Finding your biological parents if you’ve been adopted is easier than ever with access to the internet even if you have very little information about your birth parents. Many people ask questions such as “How can I find my real dad?” “How to find my birth mother?” “Who are my biological parents?” We can help you find those answers especially if you have a name.
- Top Resources
American Adoption Congress – The American Adoption Congress supports state-by-state legislative efforts to obtain access for adult adoptees to their original birth certificates (OBC).
Access To Adoption Records – How to get consent to unseal adoption records and more information about state statutes regarding adoption and obtaining original birth certificates and adoption records.
- Here are some other starting points and ways to find out who your real biological parents are.
1.) If you have their names then go straight to social media websites such as Facebook, Twitter, Snapchat etc. and search for them if you have their names and try people search websites too.
2.) If you know the name of the adoption agency then ask them for help.
4.) Just ask! Ask your adopted parents for information about your biological parents. You can also ask your extended family, your parent’s friends or anyone else who may have been around at the time of the adoption.
5.) The most obvious is to view your birth certificate to see who signed it. In most states, you will have to get your birth certificate unsealed.

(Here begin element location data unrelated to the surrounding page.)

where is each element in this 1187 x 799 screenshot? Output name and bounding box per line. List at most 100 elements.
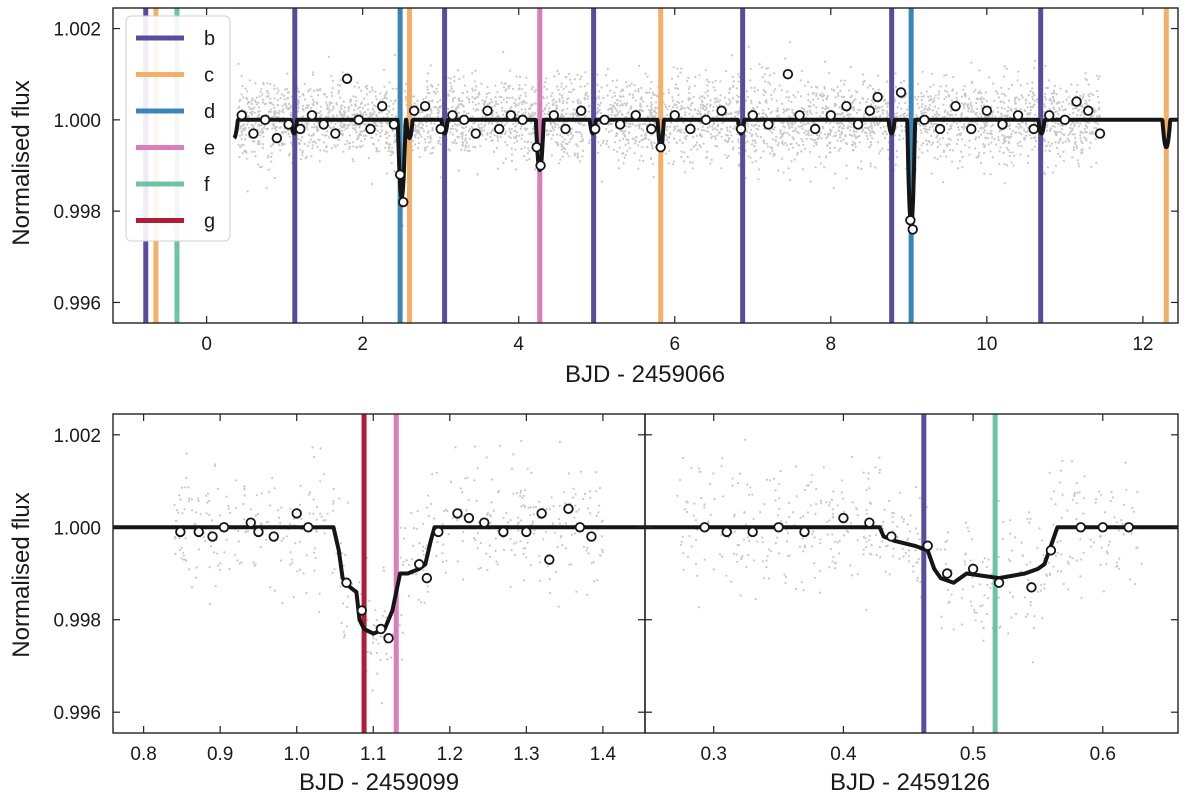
top-raw-point [358, 132, 361, 135]
top-raw-point [837, 149, 840, 152]
top-raw-point [839, 140, 843, 143]
top-raw-point [1071, 133, 1074, 136]
bl-raw-point [179, 498, 182, 501]
top-raw-point [451, 99, 454, 103]
top-raw-point [1017, 70, 1020, 73]
top-raw-point [687, 97, 690, 100]
bl-raw-point [416, 510, 419, 513]
top-raw-point [827, 106, 830, 109]
top-raw-point [470, 125, 473, 128]
top-raw-point [356, 113, 359, 116]
top-raw-point [875, 115, 878, 118]
top-raw-point [726, 129, 729, 132]
bl-raw-point [315, 518, 318, 521]
top-raw-point [283, 94, 286, 97]
top-raw-point [431, 129, 434, 132]
bl-raw-point [522, 547, 525, 550]
top-raw-point [521, 88, 524, 91]
top-raw-point [683, 107, 686, 110]
top-raw-point [640, 96, 643, 99]
top-raw-point [367, 103, 370, 106]
top-raw-point [1085, 78, 1088, 82]
top-raw-point [438, 110, 441, 113]
top-raw-point [496, 91, 499, 94]
top-raw-point [1010, 161, 1013, 164]
top-raw-point [1050, 102, 1053, 105]
top-raw-point [701, 101, 704, 104]
top-raw-point [419, 133, 422, 136]
top-raw-point [781, 133, 784, 136]
top-raw-point [1071, 156, 1074, 159]
top-raw-point [455, 142, 458, 145]
top-raw-point [960, 132, 963, 135]
top-raw-point [269, 97, 272, 100]
bl-raw-point [498, 444, 502, 447]
top-raw-point [878, 152, 881, 155]
top-raw-point [357, 107, 360, 110]
top-raw-point [254, 122, 257, 125]
top-raw-point [595, 112, 599, 115]
top-raw-point [788, 179, 792, 182]
top-raw-point [239, 146, 242, 149]
top-raw-point [303, 82, 306, 85]
top-raw-point [533, 113, 536, 116]
top-raw-point [461, 141, 464, 144]
top-raw-point [596, 110, 600, 113]
top-raw-point [484, 138, 487, 141]
top-raw-point [601, 141, 604, 144]
top-raw-point [451, 90, 454, 93]
bl-raw-point [529, 564, 532, 567]
top-binned-point [248, 128, 259, 139]
bl-raw-point [466, 476, 469, 479]
top-binned-point [505, 110, 517, 121]
bl-raw-point [368, 599, 371, 602]
bl-raw-point [494, 549, 497, 553]
top-raw-point [404, 90, 407, 93]
top-raw-point [1053, 125, 1056, 128]
top-raw-point [383, 85, 386, 88]
top-raw-point [380, 122, 384, 125]
top-raw-point [644, 72, 647, 75]
top-raw-point [838, 125, 842, 128]
top-raw-point [608, 107, 611, 110]
top-raw-point [712, 123, 715, 126]
bl-raw-point [298, 540, 302, 543]
top-raw-point [1054, 140, 1057, 144]
top-raw-point [419, 109, 422, 112]
top-raw-point [933, 122, 936, 125]
top-raw-point [962, 88, 965, 91]
top-raw-point [378, 150, 381, 153]
bl-raw-point [300, 517, 303, 521]
top-raw-point [763, 127, 766, 130]
top-binned-point [895, 87, 907, 98]
top-raw-point [1085, 139, 1088, 142]
top-raw-point [714, 137, 717, 141]
top-raw-point [493, 134, 496, 137]
top-raw-point [996, 106, 999, 109]
top-raw-point [637, 88, 640, 91]
top-raw-point [258, 110, 261, 113]
bl-raw-point [422, 545, 425, 548]
top-raw-point [468, 128, 472, 131]
top-raw-point [574, 131, 578, 134]
top-raw-point [980, 100, 984, 103]
top-raw-point [310, 107, 313, 110]
top-raw-point [878, 106, 881, 109]
top-raw-point [775, 109, 778, 112]
top-raw-point [328, 125, 331, 128]
top-raw-point [1058, 107, 1061, 110]
top-raw-point [390, 113, 394, 116]
top-raw-point [633, 84, 636, 87]
top-raw-point [337, 92, 340, 95]
top-raw-point [545, 104, 548, 107]
bl-raw-point [597, 511, 600, 514]
top-raw-point [355, 146, 358, 149]
top-raw-point [977, 92, 980, 95]
top-raw-point [417, 129, 420, 132]
top-raw-point [711, 125, 714, 128]
top-raw-point [1046, 166, 1049, 169]
top-raw-point [622, 95, 625, 98]
top-raw-point [510, 127, 513, 131]
top-raw-point [842, 83, 846, 86]
top-raw-point [899, 114, 902, 117]
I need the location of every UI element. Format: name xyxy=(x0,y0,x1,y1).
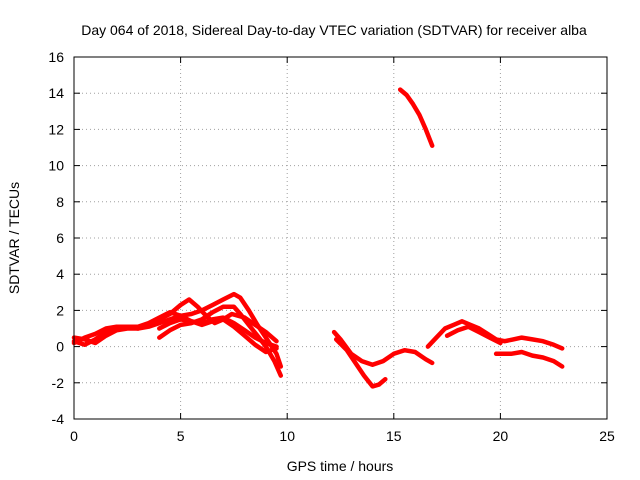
y-tick-label: 10 xyxy=(48,158,64,174)
plot-frame xyxy=(73,56,608,420)
grid xyxy=(74,57,607,419)
y-tick-label: 8 xyxy=(56,194,64,210)
y-tick-label: -4 xyxy=(52,411,65,427)
x-tick-label: 15 xyxy=(386,428,402,444)
y-axis-label: SDTVAR / TECUs xyxy=(6,182,22,294)
y-tick-label: -2 xyxy=(52,375,65,391)
chart-title: Day 064 of 2018, Sidereal Day-to-day VTE… xyxy=(81,22,587,38)
y-tick-label: 14 xyxy=(48,85,64,101)
y-tick-label: 16 xyxy=(48,49,64,65)
axis-ticks xyxy=(73,56,608,420)
y-tick-label: 2 xyxy=(56,302,64,318)
plot-series xyxy=(71,87,565,389)
series-arc-10 xyxy=(444,324,503,346)
series-arc-05 xyxy=(157,317,279,355)
y-tick-labels: -4 -2 0 2 4 6 8 10 12 14 16 xyxy=(48,49,64,427)
series-arc-11 xyxy=(493,349,565,369)
x-tick-label: 25 xyxy=(599,428,615,444)
x-tick-label: 20 xyxy=(493,428,509,444)
x-tick-label: 5 xyxy=(177,428,185,444)
y-tick-label: 6 xyxy=(56,230,64,246)
series-arc-07 xyxy=(333,337,388,389)
y-tick-label: 4 xyxy=(56,266,64,282)
series-arc-06 xyxy=(331,329,435,367)
x-tick-label: 10 xyxy=(279,428,295,444)
series-arc-03 xyxy=(71,291,284,369)
x-tick-label: 0 xyxy=(70,428,78,444)
x-axis-label: GPS time / hours xyxy=(287,458,394,474)
x-tick-labels: 0 5 10 15 20 25 xyxy=(70,428,615,444)
y-tick-label: 0 xyxy=(56,339,64,355)
series-arc-08 xyxy=(397,87,435,148)
y-tick-label: 12 xyxy=(48,121,64,137)
series-arc-04 xyxy=(157,304,284,378)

6.) View the Children’s Bureau website which is an office of the Administration for Children and Families. They have a ton of great information which contains basic information on obtaining birth and/or adoption records, conducting a search, reuniting with birth relatives, dealing with the lifelong emotional impact of adoption, and links to relevant organizations.
7.) View the National Foster Care & Adoption Directory Search. This is a very powerful resource that contains resources for search support groups, adoption agency officials, licensed adoption agencies and more.
8.) Childwelfare.gov Search for Birth Relatives. This website provides guidance to adopted persons and birth families on the search process and information access, as well as resources for further help in conducting a successful search.
9.) If you know where you were born then go to the hospital and meet with someone in social services or an ombudsman. This can be a very powerful resource to help you find out who your parents were.